[EDLING:70] Maine: Schools see resurrection of student interest in 'dead language'

Francis M. Hult fmhult at DOLPHIN.UPENN.EDU
Tue May 1 01:50:57 UTC 2007

Portland Press Herald

Schools see resurrection of student interest in 'dead language'

Latin is called a "dead language" because no one speaks it as a native tongue 
anymore. The language of ancient Rome still is taught in Maine classrooms, 
however, and teachers and students say Latin lives on because it remains so 
relevant in the 21st century.

"It's a zombie language. It's kind of undead," explained Paul Bayley, 16, a 
Scarborough High School junior who eagerly joined his classmates last week in 
translating and discussing a battle scene passage from the "Aeneid" by Virgil 
in a Latin class. "It's awesome. You learn so much."

Teachers and students say studying Latin today helps with everything from 
figuring out the meaning of the spells in Harry Potter books to laying a 
foundation for acquiring other languages.
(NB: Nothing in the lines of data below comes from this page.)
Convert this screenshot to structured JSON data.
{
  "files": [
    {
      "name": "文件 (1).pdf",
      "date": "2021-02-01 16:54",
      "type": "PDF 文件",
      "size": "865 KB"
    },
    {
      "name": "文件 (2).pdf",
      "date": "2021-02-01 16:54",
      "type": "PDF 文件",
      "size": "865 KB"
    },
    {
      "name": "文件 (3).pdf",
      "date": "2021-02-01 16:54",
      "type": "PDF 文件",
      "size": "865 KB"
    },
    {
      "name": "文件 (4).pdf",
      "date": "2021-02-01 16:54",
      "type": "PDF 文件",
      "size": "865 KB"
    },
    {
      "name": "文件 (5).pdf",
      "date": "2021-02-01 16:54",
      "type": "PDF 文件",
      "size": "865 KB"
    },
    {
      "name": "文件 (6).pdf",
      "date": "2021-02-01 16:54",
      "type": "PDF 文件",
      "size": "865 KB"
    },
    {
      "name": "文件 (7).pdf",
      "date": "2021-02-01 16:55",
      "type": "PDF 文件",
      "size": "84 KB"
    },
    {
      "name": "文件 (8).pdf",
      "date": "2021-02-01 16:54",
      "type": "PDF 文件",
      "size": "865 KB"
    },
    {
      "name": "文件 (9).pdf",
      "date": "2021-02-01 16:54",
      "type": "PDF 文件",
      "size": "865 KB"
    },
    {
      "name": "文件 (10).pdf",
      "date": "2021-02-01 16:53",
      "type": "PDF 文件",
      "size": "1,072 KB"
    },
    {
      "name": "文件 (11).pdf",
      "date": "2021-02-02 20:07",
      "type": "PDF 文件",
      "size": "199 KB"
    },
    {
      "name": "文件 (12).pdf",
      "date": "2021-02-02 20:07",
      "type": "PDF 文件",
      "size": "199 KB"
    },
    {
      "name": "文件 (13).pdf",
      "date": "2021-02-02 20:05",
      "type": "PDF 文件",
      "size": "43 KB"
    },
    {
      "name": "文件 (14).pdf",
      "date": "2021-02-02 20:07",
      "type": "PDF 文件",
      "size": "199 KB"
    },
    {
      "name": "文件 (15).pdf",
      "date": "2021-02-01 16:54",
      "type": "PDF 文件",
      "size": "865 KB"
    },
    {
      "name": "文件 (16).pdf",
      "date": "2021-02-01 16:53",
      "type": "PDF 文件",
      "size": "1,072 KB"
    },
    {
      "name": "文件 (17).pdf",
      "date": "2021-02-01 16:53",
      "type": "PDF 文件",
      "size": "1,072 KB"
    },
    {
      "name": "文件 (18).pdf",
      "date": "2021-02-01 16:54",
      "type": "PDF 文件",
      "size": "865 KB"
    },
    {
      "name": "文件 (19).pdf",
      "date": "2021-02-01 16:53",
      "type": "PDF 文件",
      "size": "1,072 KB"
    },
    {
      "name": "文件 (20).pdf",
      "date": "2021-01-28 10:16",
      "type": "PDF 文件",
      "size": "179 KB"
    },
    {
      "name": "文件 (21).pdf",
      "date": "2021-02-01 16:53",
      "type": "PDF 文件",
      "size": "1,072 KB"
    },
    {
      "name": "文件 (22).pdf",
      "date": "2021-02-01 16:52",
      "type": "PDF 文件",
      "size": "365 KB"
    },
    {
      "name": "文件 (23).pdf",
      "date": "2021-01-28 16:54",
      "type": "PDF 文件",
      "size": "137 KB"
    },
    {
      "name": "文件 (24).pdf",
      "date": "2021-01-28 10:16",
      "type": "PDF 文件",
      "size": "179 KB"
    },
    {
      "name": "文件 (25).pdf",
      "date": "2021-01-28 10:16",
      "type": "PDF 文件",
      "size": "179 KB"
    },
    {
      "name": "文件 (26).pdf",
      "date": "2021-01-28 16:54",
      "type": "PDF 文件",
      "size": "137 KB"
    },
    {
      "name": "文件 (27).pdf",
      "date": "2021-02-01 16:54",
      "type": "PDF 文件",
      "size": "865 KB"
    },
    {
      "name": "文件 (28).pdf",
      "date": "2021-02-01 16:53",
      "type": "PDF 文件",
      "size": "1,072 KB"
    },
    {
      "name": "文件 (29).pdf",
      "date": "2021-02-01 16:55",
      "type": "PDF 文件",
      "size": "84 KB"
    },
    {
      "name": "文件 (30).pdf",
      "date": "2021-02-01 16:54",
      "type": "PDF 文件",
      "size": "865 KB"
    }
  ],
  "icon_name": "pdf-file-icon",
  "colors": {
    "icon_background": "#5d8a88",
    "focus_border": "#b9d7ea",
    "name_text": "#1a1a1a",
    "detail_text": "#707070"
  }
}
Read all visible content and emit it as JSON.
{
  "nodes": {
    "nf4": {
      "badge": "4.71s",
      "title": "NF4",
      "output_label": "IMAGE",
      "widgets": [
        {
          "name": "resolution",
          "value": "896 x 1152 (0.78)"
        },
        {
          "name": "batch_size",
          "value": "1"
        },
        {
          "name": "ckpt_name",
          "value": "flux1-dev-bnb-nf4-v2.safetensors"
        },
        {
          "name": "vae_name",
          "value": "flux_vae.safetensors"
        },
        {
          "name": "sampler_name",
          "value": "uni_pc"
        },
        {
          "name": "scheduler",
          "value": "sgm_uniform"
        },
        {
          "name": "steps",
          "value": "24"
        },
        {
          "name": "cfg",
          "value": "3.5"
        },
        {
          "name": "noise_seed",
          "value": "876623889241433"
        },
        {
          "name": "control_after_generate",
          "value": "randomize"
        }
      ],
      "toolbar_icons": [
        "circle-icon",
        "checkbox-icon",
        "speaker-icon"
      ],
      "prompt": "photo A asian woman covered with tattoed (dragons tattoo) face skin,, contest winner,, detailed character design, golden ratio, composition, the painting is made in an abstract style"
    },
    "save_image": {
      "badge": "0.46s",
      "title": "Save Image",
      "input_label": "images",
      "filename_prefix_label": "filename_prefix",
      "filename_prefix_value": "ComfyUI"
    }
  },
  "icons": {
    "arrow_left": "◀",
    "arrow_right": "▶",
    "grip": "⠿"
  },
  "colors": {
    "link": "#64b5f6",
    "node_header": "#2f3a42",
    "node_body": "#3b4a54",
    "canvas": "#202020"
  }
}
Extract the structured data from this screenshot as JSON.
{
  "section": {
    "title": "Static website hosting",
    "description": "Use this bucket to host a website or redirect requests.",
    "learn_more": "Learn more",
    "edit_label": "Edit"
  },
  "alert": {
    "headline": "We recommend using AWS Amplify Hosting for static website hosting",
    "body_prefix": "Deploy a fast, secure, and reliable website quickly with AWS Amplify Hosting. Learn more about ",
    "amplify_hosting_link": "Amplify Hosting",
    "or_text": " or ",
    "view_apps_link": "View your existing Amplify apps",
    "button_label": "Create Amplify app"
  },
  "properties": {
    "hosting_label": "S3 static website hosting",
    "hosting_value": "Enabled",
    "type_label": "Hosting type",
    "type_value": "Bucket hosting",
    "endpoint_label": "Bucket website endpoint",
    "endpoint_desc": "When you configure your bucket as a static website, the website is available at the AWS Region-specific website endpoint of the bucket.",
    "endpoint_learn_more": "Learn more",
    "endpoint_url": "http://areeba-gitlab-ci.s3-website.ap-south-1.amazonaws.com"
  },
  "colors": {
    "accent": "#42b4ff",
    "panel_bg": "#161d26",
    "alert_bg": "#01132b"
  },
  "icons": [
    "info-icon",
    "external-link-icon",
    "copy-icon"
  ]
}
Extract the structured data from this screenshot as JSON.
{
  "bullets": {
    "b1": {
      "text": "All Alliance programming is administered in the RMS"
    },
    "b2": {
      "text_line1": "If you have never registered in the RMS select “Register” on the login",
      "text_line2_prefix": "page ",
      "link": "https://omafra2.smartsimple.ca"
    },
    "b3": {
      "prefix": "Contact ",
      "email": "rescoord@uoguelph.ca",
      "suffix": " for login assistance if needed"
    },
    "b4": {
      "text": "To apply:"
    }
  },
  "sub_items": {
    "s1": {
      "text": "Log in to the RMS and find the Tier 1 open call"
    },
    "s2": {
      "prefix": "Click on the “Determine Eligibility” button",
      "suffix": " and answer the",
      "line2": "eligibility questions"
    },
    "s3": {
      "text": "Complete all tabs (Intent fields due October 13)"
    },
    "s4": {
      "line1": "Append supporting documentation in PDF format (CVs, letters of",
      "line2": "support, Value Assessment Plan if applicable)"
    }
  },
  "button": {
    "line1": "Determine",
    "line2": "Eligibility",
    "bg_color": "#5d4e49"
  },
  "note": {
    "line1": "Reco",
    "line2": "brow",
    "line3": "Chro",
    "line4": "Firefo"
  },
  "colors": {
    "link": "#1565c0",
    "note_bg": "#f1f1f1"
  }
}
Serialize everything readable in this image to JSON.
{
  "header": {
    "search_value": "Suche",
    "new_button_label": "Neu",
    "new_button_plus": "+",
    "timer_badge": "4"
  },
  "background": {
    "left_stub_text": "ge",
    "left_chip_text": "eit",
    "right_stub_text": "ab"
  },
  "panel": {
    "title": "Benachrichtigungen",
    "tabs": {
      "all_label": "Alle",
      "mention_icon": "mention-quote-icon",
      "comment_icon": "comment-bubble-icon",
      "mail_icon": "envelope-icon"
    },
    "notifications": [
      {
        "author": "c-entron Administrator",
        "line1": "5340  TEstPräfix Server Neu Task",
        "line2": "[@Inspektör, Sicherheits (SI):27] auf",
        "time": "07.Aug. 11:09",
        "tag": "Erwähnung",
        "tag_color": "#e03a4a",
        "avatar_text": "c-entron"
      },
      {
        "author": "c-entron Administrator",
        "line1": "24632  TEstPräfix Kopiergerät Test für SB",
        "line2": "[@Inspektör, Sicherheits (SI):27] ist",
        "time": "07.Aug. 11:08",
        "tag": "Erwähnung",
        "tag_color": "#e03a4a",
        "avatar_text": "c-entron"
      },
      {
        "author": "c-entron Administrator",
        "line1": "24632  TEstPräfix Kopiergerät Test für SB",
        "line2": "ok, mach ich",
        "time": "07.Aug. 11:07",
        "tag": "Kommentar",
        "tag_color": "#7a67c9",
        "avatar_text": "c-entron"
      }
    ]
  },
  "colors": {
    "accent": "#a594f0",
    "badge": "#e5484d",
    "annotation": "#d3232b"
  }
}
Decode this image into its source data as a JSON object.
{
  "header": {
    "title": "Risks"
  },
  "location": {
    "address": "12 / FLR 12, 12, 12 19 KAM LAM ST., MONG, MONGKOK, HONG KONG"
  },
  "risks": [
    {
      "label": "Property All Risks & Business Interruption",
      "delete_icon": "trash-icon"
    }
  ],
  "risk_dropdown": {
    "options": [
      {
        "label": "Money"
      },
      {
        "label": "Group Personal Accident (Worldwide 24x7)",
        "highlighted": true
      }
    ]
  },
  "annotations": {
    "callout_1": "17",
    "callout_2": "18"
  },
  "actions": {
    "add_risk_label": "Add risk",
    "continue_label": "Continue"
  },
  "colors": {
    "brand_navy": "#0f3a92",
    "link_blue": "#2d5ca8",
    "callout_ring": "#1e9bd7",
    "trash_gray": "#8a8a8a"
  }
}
They also believe that Latin helps 
boost SAT scores, because learning Latin involves logic and reasoning and 
provides a better understanding of English vocabulary and grammar.

Such benefits have led to a "mini-resurgence" in Latin in Maine schools since 
the 1990s, according to Benjamin Johnson, president-elect of the Maine 
Classical Association, a professional organization for educators.